Creatinine Assay Attainment of Analytical Performance Goals Following Implementation of IDMS Standardization: Further Improvements Required.

Background: The international initiative to standardize creatinine (Cr) assays by tracing reference materials to Isotope Dilution Mass Spectrometry (IDMS) assigned values was implemented to reduce interlaboratory variability and improve assay accuracy.

Objective: The aims of this study were to examine whether IDMS standardization has improved Cr assay accuracy (bias), interlaboratory variability (precision), total error (TE), and attainment of recommended analytical performance goals.
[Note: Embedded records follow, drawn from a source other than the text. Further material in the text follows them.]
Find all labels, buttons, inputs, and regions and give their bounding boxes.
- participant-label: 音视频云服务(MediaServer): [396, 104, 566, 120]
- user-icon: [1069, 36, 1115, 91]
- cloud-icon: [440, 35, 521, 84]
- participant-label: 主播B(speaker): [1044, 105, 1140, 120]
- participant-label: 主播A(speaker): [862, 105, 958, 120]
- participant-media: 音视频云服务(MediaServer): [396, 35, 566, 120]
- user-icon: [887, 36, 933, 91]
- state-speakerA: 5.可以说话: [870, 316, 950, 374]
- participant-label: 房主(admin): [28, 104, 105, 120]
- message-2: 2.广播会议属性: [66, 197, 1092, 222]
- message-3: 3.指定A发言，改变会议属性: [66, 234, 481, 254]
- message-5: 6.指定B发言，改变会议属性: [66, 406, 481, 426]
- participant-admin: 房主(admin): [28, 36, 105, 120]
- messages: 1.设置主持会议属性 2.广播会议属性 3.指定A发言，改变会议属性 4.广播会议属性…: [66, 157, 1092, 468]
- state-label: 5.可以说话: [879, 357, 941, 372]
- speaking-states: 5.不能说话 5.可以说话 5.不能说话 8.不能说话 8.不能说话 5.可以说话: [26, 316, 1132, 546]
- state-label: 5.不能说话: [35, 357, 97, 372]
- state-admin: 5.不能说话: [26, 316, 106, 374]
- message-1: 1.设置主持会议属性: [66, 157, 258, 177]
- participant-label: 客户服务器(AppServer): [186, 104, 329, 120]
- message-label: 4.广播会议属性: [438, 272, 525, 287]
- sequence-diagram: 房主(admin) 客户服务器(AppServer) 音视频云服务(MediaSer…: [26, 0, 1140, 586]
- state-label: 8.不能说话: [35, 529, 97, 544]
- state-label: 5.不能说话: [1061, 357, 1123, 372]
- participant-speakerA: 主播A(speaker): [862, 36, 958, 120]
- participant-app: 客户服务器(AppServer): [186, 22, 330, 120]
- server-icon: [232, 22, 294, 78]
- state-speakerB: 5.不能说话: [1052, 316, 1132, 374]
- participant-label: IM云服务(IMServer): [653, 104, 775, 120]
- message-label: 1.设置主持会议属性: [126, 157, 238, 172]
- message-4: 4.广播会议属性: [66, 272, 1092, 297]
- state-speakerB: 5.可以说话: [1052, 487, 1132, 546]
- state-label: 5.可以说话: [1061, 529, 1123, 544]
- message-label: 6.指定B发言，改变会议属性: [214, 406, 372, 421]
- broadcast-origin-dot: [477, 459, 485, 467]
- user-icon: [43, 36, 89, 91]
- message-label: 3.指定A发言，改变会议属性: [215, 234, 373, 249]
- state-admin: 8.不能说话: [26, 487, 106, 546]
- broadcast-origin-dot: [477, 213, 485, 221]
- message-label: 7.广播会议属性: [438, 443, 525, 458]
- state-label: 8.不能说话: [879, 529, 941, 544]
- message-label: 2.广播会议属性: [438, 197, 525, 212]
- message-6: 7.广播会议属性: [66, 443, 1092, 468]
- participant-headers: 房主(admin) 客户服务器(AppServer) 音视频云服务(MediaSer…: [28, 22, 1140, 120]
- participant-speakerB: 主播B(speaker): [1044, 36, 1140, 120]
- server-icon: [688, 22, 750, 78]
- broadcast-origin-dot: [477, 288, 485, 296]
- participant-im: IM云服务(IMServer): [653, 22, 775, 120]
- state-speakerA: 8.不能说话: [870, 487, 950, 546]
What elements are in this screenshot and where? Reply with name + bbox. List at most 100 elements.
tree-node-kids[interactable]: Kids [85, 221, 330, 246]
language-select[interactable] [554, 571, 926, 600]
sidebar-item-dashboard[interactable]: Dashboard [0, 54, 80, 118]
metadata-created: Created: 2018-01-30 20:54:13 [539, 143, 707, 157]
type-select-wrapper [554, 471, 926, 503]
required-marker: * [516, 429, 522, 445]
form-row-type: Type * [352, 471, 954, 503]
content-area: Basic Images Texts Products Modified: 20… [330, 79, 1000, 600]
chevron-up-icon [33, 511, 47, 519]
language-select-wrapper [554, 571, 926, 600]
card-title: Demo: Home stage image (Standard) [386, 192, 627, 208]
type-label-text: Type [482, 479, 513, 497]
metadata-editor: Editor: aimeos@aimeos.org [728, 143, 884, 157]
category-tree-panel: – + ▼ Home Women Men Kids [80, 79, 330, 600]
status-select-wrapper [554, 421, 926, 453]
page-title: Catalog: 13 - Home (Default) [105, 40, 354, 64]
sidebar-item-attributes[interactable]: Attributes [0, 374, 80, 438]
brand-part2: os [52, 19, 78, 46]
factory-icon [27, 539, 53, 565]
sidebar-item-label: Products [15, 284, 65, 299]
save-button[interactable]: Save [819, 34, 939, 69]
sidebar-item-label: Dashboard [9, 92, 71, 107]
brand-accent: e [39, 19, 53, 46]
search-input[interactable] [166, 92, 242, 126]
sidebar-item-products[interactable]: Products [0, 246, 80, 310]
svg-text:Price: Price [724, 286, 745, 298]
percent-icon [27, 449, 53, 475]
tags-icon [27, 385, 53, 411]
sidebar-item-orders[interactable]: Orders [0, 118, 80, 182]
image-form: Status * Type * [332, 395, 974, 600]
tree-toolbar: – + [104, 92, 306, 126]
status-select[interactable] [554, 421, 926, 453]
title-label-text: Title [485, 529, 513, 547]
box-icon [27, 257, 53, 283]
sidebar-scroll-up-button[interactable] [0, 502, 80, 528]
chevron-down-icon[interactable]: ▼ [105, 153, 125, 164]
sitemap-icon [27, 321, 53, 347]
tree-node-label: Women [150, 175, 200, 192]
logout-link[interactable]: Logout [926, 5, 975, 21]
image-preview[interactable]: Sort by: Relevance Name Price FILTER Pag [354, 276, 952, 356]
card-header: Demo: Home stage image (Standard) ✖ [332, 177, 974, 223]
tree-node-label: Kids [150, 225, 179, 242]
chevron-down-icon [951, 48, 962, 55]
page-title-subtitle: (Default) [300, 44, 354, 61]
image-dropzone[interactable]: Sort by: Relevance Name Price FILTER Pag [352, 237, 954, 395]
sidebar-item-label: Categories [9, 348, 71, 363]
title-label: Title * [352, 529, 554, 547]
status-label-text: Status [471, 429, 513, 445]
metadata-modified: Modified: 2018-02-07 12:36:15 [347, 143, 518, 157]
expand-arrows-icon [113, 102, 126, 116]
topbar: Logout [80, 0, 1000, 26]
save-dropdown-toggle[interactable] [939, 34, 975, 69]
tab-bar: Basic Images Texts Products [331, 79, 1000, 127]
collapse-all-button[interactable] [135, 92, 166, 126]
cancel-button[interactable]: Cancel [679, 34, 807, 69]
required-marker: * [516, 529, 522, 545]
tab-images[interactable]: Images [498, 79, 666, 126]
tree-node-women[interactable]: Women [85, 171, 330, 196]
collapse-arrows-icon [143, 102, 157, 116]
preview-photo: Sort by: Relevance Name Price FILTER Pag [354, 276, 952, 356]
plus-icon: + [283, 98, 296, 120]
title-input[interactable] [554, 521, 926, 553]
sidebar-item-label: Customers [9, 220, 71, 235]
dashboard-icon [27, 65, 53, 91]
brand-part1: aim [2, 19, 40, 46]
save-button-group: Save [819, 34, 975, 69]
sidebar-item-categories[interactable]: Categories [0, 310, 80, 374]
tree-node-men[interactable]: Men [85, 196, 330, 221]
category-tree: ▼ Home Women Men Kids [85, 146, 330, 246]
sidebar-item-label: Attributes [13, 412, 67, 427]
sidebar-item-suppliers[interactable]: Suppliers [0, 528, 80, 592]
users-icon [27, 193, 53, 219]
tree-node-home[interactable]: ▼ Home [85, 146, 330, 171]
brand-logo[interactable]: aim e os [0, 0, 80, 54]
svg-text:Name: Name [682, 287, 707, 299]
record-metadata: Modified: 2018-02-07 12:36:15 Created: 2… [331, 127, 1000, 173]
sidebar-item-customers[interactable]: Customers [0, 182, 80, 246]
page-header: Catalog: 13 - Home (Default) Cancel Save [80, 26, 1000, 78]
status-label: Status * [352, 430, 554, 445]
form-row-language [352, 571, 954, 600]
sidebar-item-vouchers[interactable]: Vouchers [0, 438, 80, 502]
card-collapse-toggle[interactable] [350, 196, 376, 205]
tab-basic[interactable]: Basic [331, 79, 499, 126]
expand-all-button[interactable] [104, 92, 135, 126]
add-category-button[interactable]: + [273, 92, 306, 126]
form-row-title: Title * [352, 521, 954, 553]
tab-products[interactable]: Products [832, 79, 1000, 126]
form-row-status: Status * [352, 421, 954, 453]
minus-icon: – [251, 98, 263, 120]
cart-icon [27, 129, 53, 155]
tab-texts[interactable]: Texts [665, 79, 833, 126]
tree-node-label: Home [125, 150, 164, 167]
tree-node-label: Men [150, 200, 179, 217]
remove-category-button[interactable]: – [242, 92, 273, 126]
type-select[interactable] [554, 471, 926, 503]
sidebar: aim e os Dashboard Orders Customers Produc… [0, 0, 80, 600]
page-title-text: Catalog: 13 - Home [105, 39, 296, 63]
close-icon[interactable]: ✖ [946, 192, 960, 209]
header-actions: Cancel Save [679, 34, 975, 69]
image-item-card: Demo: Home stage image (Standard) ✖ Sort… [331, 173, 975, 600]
Methods: External Quality Assessment (EQA) data (n = 66 challenge vials) from Ontario, Canada, were analyzed. The bias, precision, TE, and the number of EQA challenge vials meeting performance goals were determined by assay manufacturer before (n = 32) and after (n = 34) IDMS implementation.

Results: The challenge vials with the worst bias and precision were spiked with known common interfering substances (glucose and bilirubin). IDMS standardization improved assay bias (10.4%-1.6%, < .001), but precision remained unchanged (5.0%-4.7%, = .5) with performance goals not consistently being met. Precision and TE goals based on biologic variation were attained by only 29% to 69% and 32% to 62% of challenge vials.

Conclusions: While IDMS standardization has improved Cr assay accuracy and thus reduced TE, significant interlaboratory variability remains. Contemporary Cr assays do not currently meet the standards required to allow for accurate and consistent estimated glomerular filtration rate assessment and chronic kidney disease diagnosis across laboratories. Further improvements in Cr assay performance are needed.